Senyum Kakek Maruyama

Sebenarnya cerpen ini kubuat untuk tugas sekolah. Tapi ummi menyarankan agar cerpennya dimasukkan ke blog saja. Untung juga sih, karena dari sekin lama aku 'offline' dari blog, akhirnya aku bisa menerbitkan post baru.. Hahaha.. Oke! Happy reading guys! :D 

Tik tok.. Tik tok.. Tik tok.. Kriiing! Kriiiing!

“Suara berisik apa itu?” batinku.
Aku pun terbangun dari tidurku yang bisa dibilang cukup nyenyak. Sakit rasanya seluruh badanku akibat perjalanan naik pesawat selama 8 jam kemarin. O iya, aku belum memperkenalkan diriku. Namaku Bunga, seorang gadis berumur 13 tahun. Hari ini, adalah hari pertamaku bersekolah di Jepang. Aku pindah ke negara sakura karena mengikuti ayahku yang mendapat beasiswa S2 di Universitas Kyoto.

“Bunga, ayo segera bersiap..” ucap ibuku dari luar kamar.

Jam berapa sekarang? Oh sudah pukul 06. 30, saatnya bersiap memulai hari pertama sekolahku di Jepang. Aku pun segera turun dari tempat tidur dan segera mandi. Sarapan pagi dan menyiapkan buku adalah kegiatanku setelah mandi.

“Bagaimana perasaanmu ?” tanya ayah memulai percakapan.

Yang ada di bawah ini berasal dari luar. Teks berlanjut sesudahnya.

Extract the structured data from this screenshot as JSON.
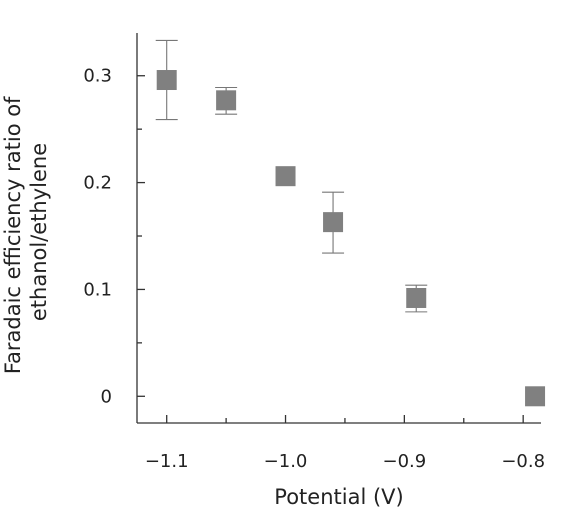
{
  "chart_data": {
    "type": "scatter",
    "title": "",
    "xlabel": "Potential (V)",
    "ylabel_lines": [
      "Faradaic efficiency ratio of",
      "ethanol/ethylene"
    ],
    "xlim": [
      -1.125,
      -0.785
    ],
    "ylim": [
      -0.025,
      0.34
    ],
    "x_ticks": [
      -1.1,
      -1.0,
      -0.9,
      -0.8
    ],
    "x_tick_labels": [
      "−1.1",
      "−1.0",
      "−0.9",
      "−0.8"
    ],
    "x_minor_ticks": [
      -1.05,
      -0.95,
      -0.85
    ],
    "y_ticks": [
      0,
      0.1,
      0.2,
      0.3
    ],
    "y_tick_labels": [
      "0",
      "0.1",
      "0.2",
      "0.3"
    ],
    "y_minor_ticks": [
      0.05,
      0.15,
      0.25
    ],
    "grid": false,
    "legend": "none",
    "marker": "square",
    "marker_color": "#808080",
    "errorbar_color": "#777777",
    "axis_color": "#333333",
    "points": [
      {
        "x": -1.1,
        "y": 0.296,
        "err_low": 0.259,
        "err_high": 0.333
      },
      {
        "x": -1.05,
        "y": 0.277,
        "err_low": 0.264,
        "err_high": 0.289
      },
      {
        "x": -1.0,
        "y": 0.206,
        "err_low": null,
        "err_high": null
      },
      {
        "x": -0.96,
        "y": 0.163,
        "err_low": 0.134,
        "err_high": 0.191
      },
      {
        "x": -0.89,
        "y": 0.092,
        "err_low": 0.079,
        "err_high": 0.104
      },
      {
        "x": -0.79,
        "y": 0.0,
        "err_low": null,
        "err_high": null
      }
    ]
  }
}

“Cukup membuat jantungku berdetak lebih cepat, ayah.” jawabku.

Selesai sarapan aku langsung berangkat bersama ayah. Saat berjalan melewati rumah di depan apartemen tempatku tinggal, aku lihat ada seorang kakek yang sedang duduk-duduk di teras rumahnya, dan tersenyum kepadaku. Aku heran mengapa ia tersenyum, padahal aku belum kenal dengannya. Aku pun hanya bisa membalas senyumannya

Ayah mengantarku sampai ke depan sekolah. Tanpa sadar aku menarik nafas dalam-dalam sebelum memasuki gerbang. Aku pun segera mengganti sepatuku dengan wabaki , yaitu sepasang sandal khusus dalam ruangan sekolah.

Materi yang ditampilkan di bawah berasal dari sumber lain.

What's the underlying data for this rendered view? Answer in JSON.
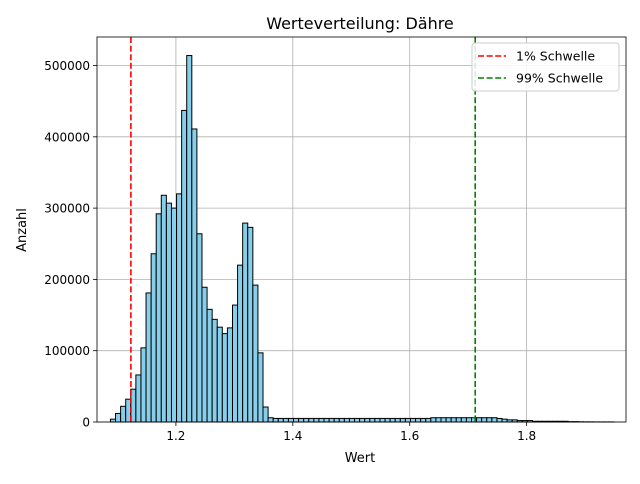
{
  "chart_data": {
    "type": "bar",
    "title": "Werteverteilung: Dähre",
    "xlabel": "Wert",
    "ylabel": "Anzahl",
    "xlim": [
      1.065,
      1.97
    ],
    "ylim": [
      0,
      540000
    ],
    "xticks": [
      1.2,
      1.4,
      1.6,
      1.8
    ],
    "xtick_labels": [
      "1.2",
      "1.4",
      "1.6",
      "1.8"
    ],
    "yticks": [
      0,
      100000,
      200000,
      300000,
      400000,
      500000
    ],
    "ytick_labels": [
      "0",
      "100000",
      "200000",
      "300000",
      "400000",
      "500000"
    ],
    "grid": true,
    "legend_position": "top-right",
    "colors": {
      "bars": "#87ceeb",
      "edge": "#000000",
      "low_line": "#ff0000",
      "high_line": "#008000"
    },
    "bin_start": 1.088,
    "bin_width": 0.0087,
    "values": [
      4000,
      12000,
      22000,
      32000,
      46000,
      66000,
      104000,
      181000,
      236000,
      292000,
      318000,
      307000,
      300000,
      320000,
      437000,
      514000,
      411000,
      264000,
      189000,
      158000,
      144000,
      133000,
      124000,
      132000,
      164000,
      220000,
      279000,
      273000,
      192000,
      97000,
      21000,
      6000,
      5000,
      5000,
      5000,
      5000,
      5000,
      5000,
      5000,
      5000,
      5000,
      5000,
      5000,
      5000,
      5000,
      5000,
      5000,
      5000,
      5000,
      5000,
      5000,
      5000,
      5000,
      5000,
      5000,
      5000,
      5000,
      5000,
      5000,
      5000,
      5000,
      5000,
      5000,
      6000,
      6000,
      6000,
      6000,
      6000,
      6000,
      6000,
      6000,
      6000,
      6000,
      6000,
      6000,
      6000,
      5000,
      4000,
      3000,
      3000,
      2000,
      2000,
      2000,
      1000,
      1000,
      1000,
      1000,
      1000,
      1000,
      1000,
      500,
      500,
      300,
      200,
      200,
      100,
      100,
      100,
      100
    ],
    "thresholds": [
      {
        "label": "1% Schwelle",
        "value": 1.123,
        "color": "#ff0000"
      },
      {
        "label": "99% Schwelle",
        "value": 1.712,
        "color": "#008000"
      }
    ]
  }
}
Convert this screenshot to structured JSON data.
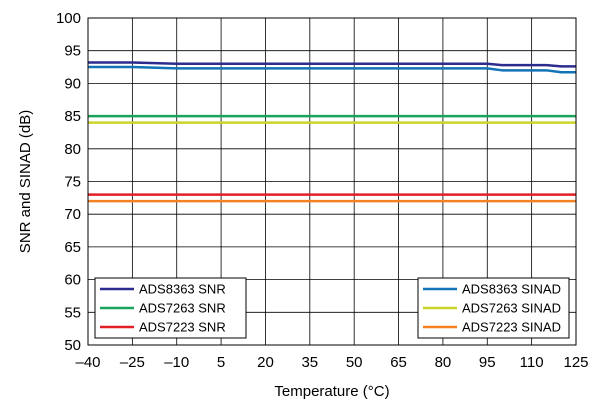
{
  "chart_data": {
    "type": "line",
    "xlabel": "Temperature (°C)",
    "ylabel": "SNR and SINAD (dB)",
    "xlim": [
      -40,
      125
    ],
    "ylim": [
      50,
      100
    ],
    "x_ticks": [
      "–40",
      "–25",
      "–10",
      "5",
      "20",
      "35",
      "50",
      "65",
      "80",
      "95",
      "110",
      "125"
    ],
    "y_ticks": [
      "50",
      "55",
      "60",
      "65",
      "70",
      "75",
      "80",
      "85",
      "90",
      "95",
      "100"
    ],
    "grid": true,
    "x": [
      -40,
      -25,
      -10,
      5,
      20,
      35,
      50,
      65,
      80,
      95,
      100,
      110,
      115,
      120,
      125
    ],
    "series": [
      {
        "name": "ADS8363 SNR",
        "color": "#2b2c8e",
        "values": [
          93.2,
          93.2,
          93.0,
          93.0,
          93.0,
          93.0,
          93.0,
          93.0,
          93.0,
          93.0,
          92.8,
          92.8,
          92.8,
          92.6,
          92.6
        ]
      },
      {
        "name": "ADS8363 SINAD",
        "color": "#1273b6",
        "values": [
          92.5,
          92.5,
          92.3,
          92.3,
          92.3,
          92.3,
          92.3,
          92.3,
          92.3,
          92.3,
          92.0,
          92.0,
          92.0,
          91.7,
          91.7
        ]
      },
      {
        "name": "ADS7263 SNR",
        "color": "#1aa35b",
        "values": [
          85.0,
          85.0,
          85.0,
          85.0,
          85.0,
          85.0,
          85.0,
          85.0,
          85.0,
          85.0,
          85.0,
          85.0,
          85.0,
          85.0,
          85.0
        ]
      },
      {
        "name": "ADS7263 SINAD",
        "color": "#c8d62a",
        "values": [
          84.0,
          84.0,
          84.0,
          84.0,
          84.0,
          84.0,
          84.0,
          84.0,
          84.0,
          84.0,
          84.0,
          84.0,
          84.0,
          84.0,
          84.0
        ]
      },
      {
        "name": "ADS7223 SNR",
        "color": "#e21f26",
        "values": [
          73.0,
          73.0,
          73.0,
          73.0,
          73.0,
          73.0,
          73.0,
          73.0,
          73.0,
          73.0,
          73.0,
          73.0,
          73.0,
          73.0,
          73.0
        ]
      },
      {
        "name": "ADS7223 SINAD",
        "color": "#f58220",
        "values": [
          72.0,
          72.0,
          72.0,
          72.0,
          72.0,
          72.0,
          72.0,
          72.0,
          72.0,
          72.0,
          72.0,
          72.0,
          72.0,
          72.0,
          72.0
        ]
      }
    ],
    "legends": [
      {
        "placement": "bottom-left",
        "entries": [
          "ADS8363 SNR",
          "ADS7263 SNR",
          "ADS7223 SNR"
        ]
      },
      {
        "placement": "bottom-right",
        "entries": [
          "ADS8363 SINAD",
          "ADS7263 SINAD",
          "ADS7223 SINAD"
        ]
      }
    ]
  }
}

“Bismillah, semoga hari ini menjadi awal yang baik bagiku”, do’aku dalam hati.

Minna, Ohayou… (selamat pagi semua)” suara Satake Sensei, wali kelasku  memecah keheningan  kelas.

Kelas pun dimulai dengan perkenalan diri masing-masing siswa.
Akhirnya tiba giliranku unt uk memperkenalkan diri. Aku mencoba mengucapkan beberapa kalimat dalam bahasa Jepang yang sebelumnya telah diajarkan oleh orang tuaku.

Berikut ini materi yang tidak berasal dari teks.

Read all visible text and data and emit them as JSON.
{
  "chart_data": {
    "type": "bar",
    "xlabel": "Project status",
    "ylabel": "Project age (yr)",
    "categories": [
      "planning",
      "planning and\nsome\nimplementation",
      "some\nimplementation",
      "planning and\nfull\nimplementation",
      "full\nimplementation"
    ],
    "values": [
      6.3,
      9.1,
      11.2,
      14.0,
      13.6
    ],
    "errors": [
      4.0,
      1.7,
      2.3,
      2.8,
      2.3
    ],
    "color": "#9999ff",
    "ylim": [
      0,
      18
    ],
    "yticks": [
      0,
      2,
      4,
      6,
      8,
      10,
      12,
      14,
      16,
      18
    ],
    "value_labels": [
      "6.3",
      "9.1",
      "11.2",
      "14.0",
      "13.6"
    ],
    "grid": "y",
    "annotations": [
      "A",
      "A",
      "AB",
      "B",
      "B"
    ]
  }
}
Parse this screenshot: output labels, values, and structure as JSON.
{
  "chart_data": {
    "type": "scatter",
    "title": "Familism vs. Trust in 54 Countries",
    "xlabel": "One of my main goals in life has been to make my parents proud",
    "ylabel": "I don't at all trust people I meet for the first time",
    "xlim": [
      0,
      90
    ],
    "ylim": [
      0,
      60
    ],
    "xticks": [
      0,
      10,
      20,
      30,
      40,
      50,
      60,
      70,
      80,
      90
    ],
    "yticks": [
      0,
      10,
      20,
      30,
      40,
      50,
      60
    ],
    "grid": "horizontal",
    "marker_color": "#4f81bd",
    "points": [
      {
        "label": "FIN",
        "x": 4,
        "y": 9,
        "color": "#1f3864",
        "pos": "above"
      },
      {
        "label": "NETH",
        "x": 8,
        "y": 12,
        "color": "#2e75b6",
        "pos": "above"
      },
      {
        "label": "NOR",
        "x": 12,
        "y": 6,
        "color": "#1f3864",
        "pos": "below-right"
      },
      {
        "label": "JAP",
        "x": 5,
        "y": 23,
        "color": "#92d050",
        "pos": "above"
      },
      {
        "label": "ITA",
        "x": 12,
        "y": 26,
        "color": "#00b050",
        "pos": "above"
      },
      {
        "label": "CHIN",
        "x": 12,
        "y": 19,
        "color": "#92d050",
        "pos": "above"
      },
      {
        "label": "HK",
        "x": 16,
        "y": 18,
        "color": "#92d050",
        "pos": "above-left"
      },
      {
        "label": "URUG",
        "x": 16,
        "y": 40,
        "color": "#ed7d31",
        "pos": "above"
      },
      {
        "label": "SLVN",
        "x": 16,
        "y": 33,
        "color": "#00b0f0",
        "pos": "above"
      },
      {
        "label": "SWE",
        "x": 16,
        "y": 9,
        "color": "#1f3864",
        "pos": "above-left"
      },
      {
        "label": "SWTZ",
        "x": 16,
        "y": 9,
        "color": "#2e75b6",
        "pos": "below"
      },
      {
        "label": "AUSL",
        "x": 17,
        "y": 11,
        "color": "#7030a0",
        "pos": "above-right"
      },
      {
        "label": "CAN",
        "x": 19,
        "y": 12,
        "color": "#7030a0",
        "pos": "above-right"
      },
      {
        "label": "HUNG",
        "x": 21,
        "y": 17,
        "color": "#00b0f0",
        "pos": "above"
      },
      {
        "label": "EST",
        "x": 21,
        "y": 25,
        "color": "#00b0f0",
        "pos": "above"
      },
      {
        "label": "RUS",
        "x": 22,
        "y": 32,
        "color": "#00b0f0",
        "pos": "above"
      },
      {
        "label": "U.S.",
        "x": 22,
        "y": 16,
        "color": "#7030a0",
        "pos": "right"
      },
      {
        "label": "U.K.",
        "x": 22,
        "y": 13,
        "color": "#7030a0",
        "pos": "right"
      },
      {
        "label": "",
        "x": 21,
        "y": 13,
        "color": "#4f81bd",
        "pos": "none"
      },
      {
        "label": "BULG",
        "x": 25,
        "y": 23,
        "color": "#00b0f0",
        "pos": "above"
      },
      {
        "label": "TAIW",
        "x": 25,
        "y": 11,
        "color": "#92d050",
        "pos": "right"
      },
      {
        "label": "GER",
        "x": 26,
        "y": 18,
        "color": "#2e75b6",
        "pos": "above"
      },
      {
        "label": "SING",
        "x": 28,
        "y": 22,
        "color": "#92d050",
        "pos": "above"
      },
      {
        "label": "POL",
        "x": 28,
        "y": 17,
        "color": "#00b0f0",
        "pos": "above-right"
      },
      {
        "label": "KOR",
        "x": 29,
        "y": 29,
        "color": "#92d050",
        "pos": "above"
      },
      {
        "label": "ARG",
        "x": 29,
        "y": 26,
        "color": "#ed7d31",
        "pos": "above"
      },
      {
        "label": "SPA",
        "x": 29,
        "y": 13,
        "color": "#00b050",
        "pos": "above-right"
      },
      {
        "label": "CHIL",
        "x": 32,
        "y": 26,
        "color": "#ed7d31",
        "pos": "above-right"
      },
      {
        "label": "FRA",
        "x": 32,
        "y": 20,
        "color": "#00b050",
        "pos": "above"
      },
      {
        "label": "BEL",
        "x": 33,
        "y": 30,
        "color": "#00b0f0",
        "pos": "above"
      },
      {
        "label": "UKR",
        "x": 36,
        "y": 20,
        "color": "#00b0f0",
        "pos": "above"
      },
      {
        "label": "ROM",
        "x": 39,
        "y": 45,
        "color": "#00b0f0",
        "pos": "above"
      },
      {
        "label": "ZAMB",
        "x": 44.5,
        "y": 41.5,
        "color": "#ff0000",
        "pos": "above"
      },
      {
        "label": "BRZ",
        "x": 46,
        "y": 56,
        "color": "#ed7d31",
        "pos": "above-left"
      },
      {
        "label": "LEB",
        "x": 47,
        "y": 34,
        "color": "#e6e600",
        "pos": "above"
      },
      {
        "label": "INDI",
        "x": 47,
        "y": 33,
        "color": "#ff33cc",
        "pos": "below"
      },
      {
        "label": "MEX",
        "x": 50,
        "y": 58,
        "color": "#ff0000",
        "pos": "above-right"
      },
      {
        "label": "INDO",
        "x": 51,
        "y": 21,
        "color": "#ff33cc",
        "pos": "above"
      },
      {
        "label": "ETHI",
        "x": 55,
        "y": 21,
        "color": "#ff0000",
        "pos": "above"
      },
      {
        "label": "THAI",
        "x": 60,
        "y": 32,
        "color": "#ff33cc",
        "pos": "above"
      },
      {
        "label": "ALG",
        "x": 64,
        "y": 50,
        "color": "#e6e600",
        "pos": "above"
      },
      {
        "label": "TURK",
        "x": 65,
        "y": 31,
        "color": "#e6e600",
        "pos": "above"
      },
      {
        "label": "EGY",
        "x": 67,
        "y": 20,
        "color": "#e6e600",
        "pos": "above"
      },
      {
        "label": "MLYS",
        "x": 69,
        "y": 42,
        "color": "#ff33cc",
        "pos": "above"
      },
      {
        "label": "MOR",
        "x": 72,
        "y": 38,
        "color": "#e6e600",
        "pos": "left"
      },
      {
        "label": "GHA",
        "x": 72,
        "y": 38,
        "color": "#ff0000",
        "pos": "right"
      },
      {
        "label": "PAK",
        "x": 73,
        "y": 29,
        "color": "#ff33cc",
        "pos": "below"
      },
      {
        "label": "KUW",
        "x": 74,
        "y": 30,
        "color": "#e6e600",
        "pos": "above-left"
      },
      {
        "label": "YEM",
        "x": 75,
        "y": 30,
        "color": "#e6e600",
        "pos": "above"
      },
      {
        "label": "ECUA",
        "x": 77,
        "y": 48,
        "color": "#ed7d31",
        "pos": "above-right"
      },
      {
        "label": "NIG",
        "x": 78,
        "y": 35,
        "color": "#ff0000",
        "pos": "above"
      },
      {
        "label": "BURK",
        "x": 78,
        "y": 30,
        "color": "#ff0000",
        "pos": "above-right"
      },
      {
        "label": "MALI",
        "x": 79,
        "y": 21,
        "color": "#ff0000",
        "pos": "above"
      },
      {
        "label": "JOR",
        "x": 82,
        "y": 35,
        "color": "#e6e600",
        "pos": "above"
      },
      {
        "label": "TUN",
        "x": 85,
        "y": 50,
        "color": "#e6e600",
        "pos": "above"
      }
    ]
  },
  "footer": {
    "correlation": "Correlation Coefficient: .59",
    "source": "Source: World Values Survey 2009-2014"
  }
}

Hajimemashite. Watashi wa Bunga desu. Indonesia kara desu. Yoroshiku onegai shimasu.” (Perkenalkan. Namaku Bunga dari Indonesia. Mohon diingat ya…).

Aku lihat banyak teman sekelasku tertawa kecil dan berbisik saat aku memperkenalkan diri. Apa aku mengucapkan kata yang salah? Apa penampilanku aneh? Aku tidak tahu, yang jelas aku sudah berusaha memperkenalkan diri sebaik mungkin.

Kelas ditutup dengan pelajaran bahasa Jepang yang tidak aku mengerti sama sekali. Karena jarak antara sekolah dan apartemen kami cukup dekat, maka  aku pulang dengan berjalan kaki.

Ternyata nama keluarga kakek yang tersenyum kepadaku tadi pagi  adalah Maruyama. Aku tahu setelah melihat papan nama di pagar rumahnya. Beruntung ada tulisan huruf romawi di bawah huruf kanji yang melambangkan nama keluarganya. Sore itu, aku lihat kakek Maruyama tersenyum lagi padaku saat ia berkebun. Lagi-lagi aku pun hanya bisa membalas senyuman itu.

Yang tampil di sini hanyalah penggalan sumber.